Dan setelahnya Syailendra pun pergi dari sana. Karena tidak mungkin juga ia tunggui Ratu di sana dalam kondisi yang kurang kondusif.
Mungkin Ratu hanya pindah ke tempat lain, tapi besok di sekolah siapa tahu ketemu, pikir Syailendra.
Nyatanya dugaan Syailendra melesat.
Ratu tidak ada di sekolah, baik hari pertama, kedua, bahkan seminggu setelah kejadian penangkapan itu.
Syailendra tidak mendapatkan kabar sedikit pun tentang keberadaan Ratu. Bahkan Sasa dan Heri selaku teman dekat gadis itu pun juga tidak tahu kabar terbaru Ratu.
Saat ini Syailendra berada di kantin bersama Sasa dan Heri. Mereka kebetulan bertemu di kantin saat jam istirahat.
"Gue tuh nggak nyangka Ratu ternyata se-broken home gitu. Awal gue kenal dia emang dia kayanya nggak beres gitu. Tapi karena dia temen pacar gue, ya ... gue akhirnya terima-terima aja dia jadi temen kami," celetuk Heri.
Sasa menyeka air matanya. Gadis itu selalu menangis jika membahas tentang Ratu. Merasa gagal ia jadi sahabat karena tak tahu Ratu punya masalah seserius ini.
"Aku kasihan sama dia. Di mana dia sekarang? Tinggal sama siapa? Terus sekolahnya gimana?"
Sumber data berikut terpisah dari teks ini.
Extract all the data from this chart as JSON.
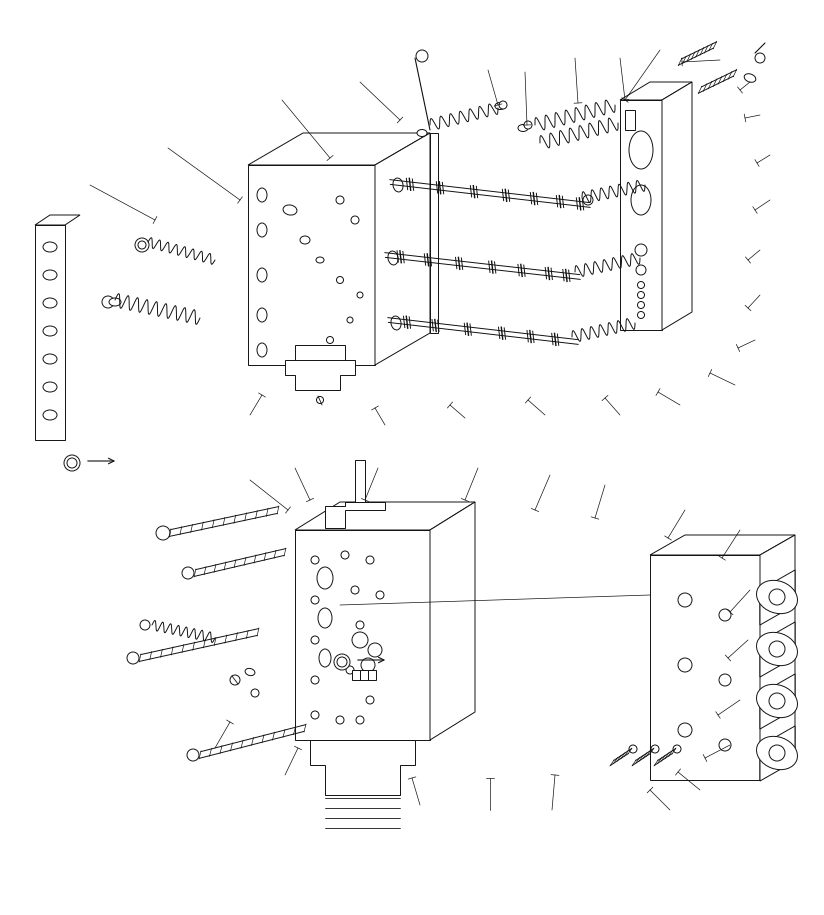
{
  "bg_color": "#ffffff",
  "lc": "#111111",
  "lw": 0.7,
  "figsize": [
    8.24,
    9.15
  ],
  "dpi": 100
}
"Menurut aku dia nggak mungkin balik ke sekolah ini lagi. Semua orang bicarain dia terus seminggu belakangan ini. Bahkan kemarin di gerbang ada yang cetak poster keluarga Ratu gede-gede dan disemprot pakai cat merah. Mereka tuh korban mal praktiknya orang tua Ratu. Mereka kepengen Ratu dikeluarin dari sekolah ini," sahut Heri.
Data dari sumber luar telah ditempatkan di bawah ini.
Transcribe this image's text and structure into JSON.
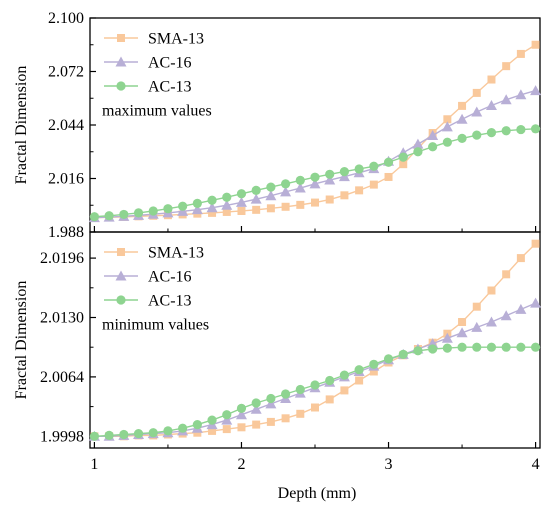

Mendengar hal itu membuat Syailendra tertohok. Ia sendiri tahu seminggu ini nama Ratu menjadi topik utama yang dibahas oleh seluruh siswa—bahkan guru.
Tak jarang juga guru bertanya kepadanya tentang kabar Ratu, karena dulu mereka sangat dekat waktu olimpiade.
Syailendra bingung mau menjawab apa. Ia sendiri sudah lama putus komunikasi dengan Ratu.
"Dia nggak punya Tante atau keluarga lain gitu? Kamu tau nggak?" tanya Syailendra pada Sasa.
Sasa menggeleng. "Aku nggak tau soal itu. Selama ini kami jarang bahas keluarga."
Syailendra mengembuskan napas gusar. Rasanya ia buntu sekali saat ini. Semua orang tak tahu keberadaan Ratu.
Gadis itu hilang bagai ditelan bumi.